Some visitors to South Africa for the World Cup will be spending a great deal of time lounging peacefully on a terrace, watching the elephants, leopards and antelopes gather at the watering hole.

That's how hundreds of football fans will relax in South Africa's Kruger National Park on 'soccer safaris', after taking in World Cup matches in the nearby city of Nelspruit. With 100,000 people, Nelspruit is among the smaller of the host cities and doesn't have enough accommodation for the fans expected to arrive here in June 2010.

So organisers are tapping resources in the tourist magnet of the Kruger National game park, just a two-hour drive away. "Any person who comes so close to Kruger would definitely come to see the game. You cannot miss it if you're that close to it, especially coming from Europe or Asia," said Stephen Nel, a manager at the Berg-en-Dal rest camp.

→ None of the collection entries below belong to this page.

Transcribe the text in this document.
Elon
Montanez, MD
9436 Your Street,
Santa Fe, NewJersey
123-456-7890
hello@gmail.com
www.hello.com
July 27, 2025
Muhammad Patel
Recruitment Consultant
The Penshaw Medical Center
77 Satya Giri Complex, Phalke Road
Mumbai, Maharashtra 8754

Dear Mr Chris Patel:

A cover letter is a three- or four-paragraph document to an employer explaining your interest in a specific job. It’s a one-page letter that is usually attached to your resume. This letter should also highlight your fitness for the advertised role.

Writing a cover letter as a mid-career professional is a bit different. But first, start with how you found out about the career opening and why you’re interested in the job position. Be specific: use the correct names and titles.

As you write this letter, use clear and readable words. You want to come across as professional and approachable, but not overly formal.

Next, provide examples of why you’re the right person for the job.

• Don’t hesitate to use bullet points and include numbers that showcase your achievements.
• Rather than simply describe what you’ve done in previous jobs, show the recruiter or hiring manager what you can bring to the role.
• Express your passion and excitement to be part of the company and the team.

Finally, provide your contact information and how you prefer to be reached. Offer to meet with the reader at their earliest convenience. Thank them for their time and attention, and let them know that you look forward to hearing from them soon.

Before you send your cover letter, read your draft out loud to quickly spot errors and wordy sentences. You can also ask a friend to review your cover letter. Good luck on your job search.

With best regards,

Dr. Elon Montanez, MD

About 1.3 million tourists each year visit the park, which is about half the size of the Netherlands and the area has a highly developed network to accommodate guests. During the World Cup, the camps of Skukuza, Berg-en-Dal and Pretoriuskop will host nearly 2,000 fans in search of South Africa's "Big Five" - elephants, buffalo, leopard, lions and rhinos.

FIFA partner responsible for accommodation, Match, is offering packages that include lodging, transport and safaris, which could mean pre-dawn drives to catch the animals at sun-up, twilight hikes, or dinner in the bush.

To allow the guests to see the football matches, the Kruger Park is reworking its rules. The park currently closes at 6:00 pm, and some games at Nelspruit's Mbombela stadium will only kick off two hours later, so allowances will be made to accommodate visitors during the World Cup period.

Closer to Rustenburg’s Royal Bafokeng Stadium, getaway hotspot Hartebeespoort Dam offers a secluded peaceful African surrounding with a fantastic conservation park nearby, called the De Wildt Cheetah and Wildlife park. Goal.com visited the park to see the wildlife and it was a truly incredible and unforgettable experience.

This reserve is a truly amazing place, with visitors able to caress tame cheetah’s known as ambassadors, and experience the wonder of some of the world’s most incredible wildlife.

World Cup visitors looking for an interesting way to spend the day should consider the De Wildt Park, as it is an unforgettable experience that one finds in only a few places in the world. A day visit is a must, but for those hoping to secure lodging at the park, there is limited space and early bookings are essential.